Reza Razzaghi received the Ph.D. degree in electrical engineering from the Swiss Federal Institute of Technology of Lausanne (EPFL), Lausanne, Switzerland in 2016. In 2017, he joined Monash University, Melbourne, Australia, where he is currently a Senior Lecturer with the Department of Electrical and Computer Systems Engineering and an ARC DECRA fellow. His research interests include distributed energy resources, power system protection, dynamics and transients. He has been the recipient of the 2019 Best Paper Award of the IEEE Transactions on EMC and the 2013 Basil Papadias Best Paper Award from the IEEE PowerTech Conference.

Mohsen Khorasany received Ph.D. degree in Electrical Engineering from the Queensland University of Technology. He is an energy expert with over a decade of experience driving transformative initiatives in the energy sector, specialising in secure integration of DER. Currently, he works with AEMO as a Senior Analyst in the Reform Delivery division, shaping market design and policy development for DER integration. He also serves as a Research Fellow at the Department of Electrical and Computer Systems Engineering, Monash University. His research focuses on DER integration, power systems optimisation, electricity market design, peer-to-peer trading, transactive energy systems, and distributed optimisation.

Tutorial 3

Distribution System Modelling Fundamentals

Dr. Rahmat Heidarihaei
CSIRO, Australia

Modelling unbalanced multi-conductor distribution systems is crucial for assessing and improving grid performance and reliability at the local level. Unlike traditional transmission system modelling, which focuses on balanced three-phase networks, distribution system models need to account for phase unbalance. Phase unbalance occurs due to unbalanced loading, such as single-phase loads or generators connected to a three-phase network, or unequal branch impedance caused by non-transposed conductors with non-equilateral geometry.
Distribution system modelling involves creating mathematical representations that include network components like transformers, lines, and loads, to simulate power flow and voltage profiles. The physics of power flow in networks with phase unbalance is described using Kirchhoff’s circuit laws, where impedance matrices account for both self-impedance (diagonal) and mutual impedances (off-diagonals) between conductors. Physics-based distribution system models are important for making informed decisions about grid expansion, equipment sizing, and operational strategies to enhance efficiency and resilience.
Additionally, optimal power flow (OPF) techniques are integrated into these models to determine the most efficient operating conditions.

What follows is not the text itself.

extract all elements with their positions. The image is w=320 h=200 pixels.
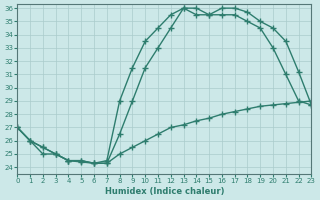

OPF helps minimise power losses, manage voltage levels, and optimise the use of distributed energy resources. By leveraging OPF, distribution system models can better handle the complexities of unbalanced conditions, ensuring stable and cost-effective grid operation.

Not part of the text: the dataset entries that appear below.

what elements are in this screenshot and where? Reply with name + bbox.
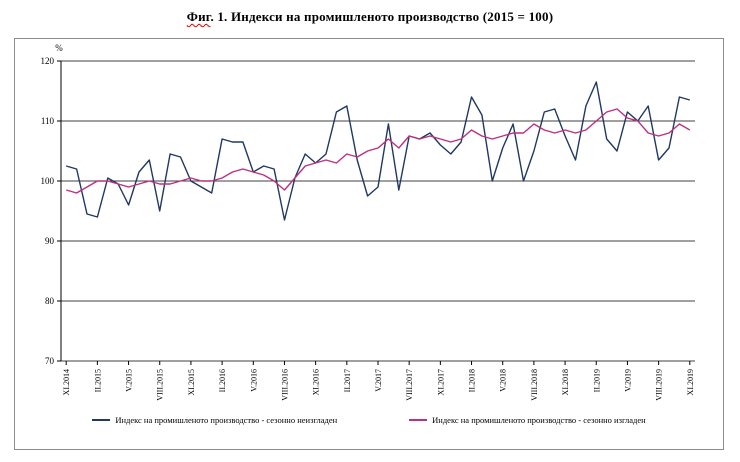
y-tick-label: 110 [41,116,55,126]
x-tick-label: VIII.2019 [655,369,664,401]
production-index-line-chart: 70 80 90 100 110 120% XI.2014 II.2015 V.2015 VIII… [41,43,695,401]
chart-title: Фиг. 1. Индекси на промишленото производ… [0,0,740,25]
x-tick-label: XI.2017 [436,369,445,395]
unadjusted-line-swatch [92,419,111,421]
y-tick-label: 90 [45,236,55,246]
title-word-fig: Фиг [186,9,211,24]
series-line-0 [66,81,690,221]
x-tick-label: XI.2018 [561,369,570,395]
x-tick-label: II.2016 [218,369,227,392]
x-tick-label: V.2019 [623,369,632,392]
x-tick-label: VIII.2016 [280,369,289,401]
x-tick-label: V.2015 [125,369,134,392]
legend-item-unadjusted: Индекс на промишленото производство - се… [92,415,337,425]
adjusted-line-swatch [409,419,428,421]
x-tick-label: V.2018 [499,369,508,392]
y-tick-label: 100 [41,176,55,186]
legend-item-adjusted: Индекс на промишленото производство - се… [409,415,646,425]
x-tick-label: V.2017 [374,369,383,392]
legend-label-adjusted: Индекс на промишленото производство - се… [432,415,646,425]
y-axis-unit-label: % [55,43,63,53]
x-tick-label: XI.2014 [62,369,71,395]
x-tick-label: VIII.2015 [156,369,165,401]
x-tick-label: II.2018 [468,369,477,392]
x-tick-label: XI.2015 [187,369,196,395]
x-tick-label: II.2019 [592,369,601,392]
x-tick-label: II.2017 [343,369,352,392]
legend: Индекс на промишленото производство - се… [15,415,723,425]
x-tick-label: XI.2019 [686,369,695,395]
y-tick-label: 120 [41,56,55,66]
title-rest: . 1. Индекси на промишленото производств… [210,9,554,24]
x-tick-label: VIII.2018 [530,369,539,401]
x-tick-label: XI.2016 [312,369,321,395]
y-tick-label: 70 [45,356,55,366]
chart-frame: 70 80 90 100 110 120% XI.2014 II.2015 V.2015 VIII… [14,38,724,450]
legend-label-unadjusted: Индекс на промишленото производство - се… [115,415,338,425]
x-tick-label: V.2016 [249,369,258,392]
y-tick-label: 80 [45,296,55,306]
series-line-1 [66,108,691,194]
x-tick-label: II.2015 [93,369,102,392]
x-tick-label: VIII.2017 [405,369,414,401]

Dr Rahmat Heidari is a Senior Research Scientist at CSIRO with expertise in energy systems modelling, optimization, and power flow analysis. He believes improved network operations and planning are crucial steps in effectively decarbonising the energy system and that network data cleaning, physics-based optimization models, and system identification engines are critical enabling technologies. He holds a PhD in Electrical Engineering from the University of Newcastle, Australia, and has served in various roles at CSIRO, such as subject matter expert in global power system transformation.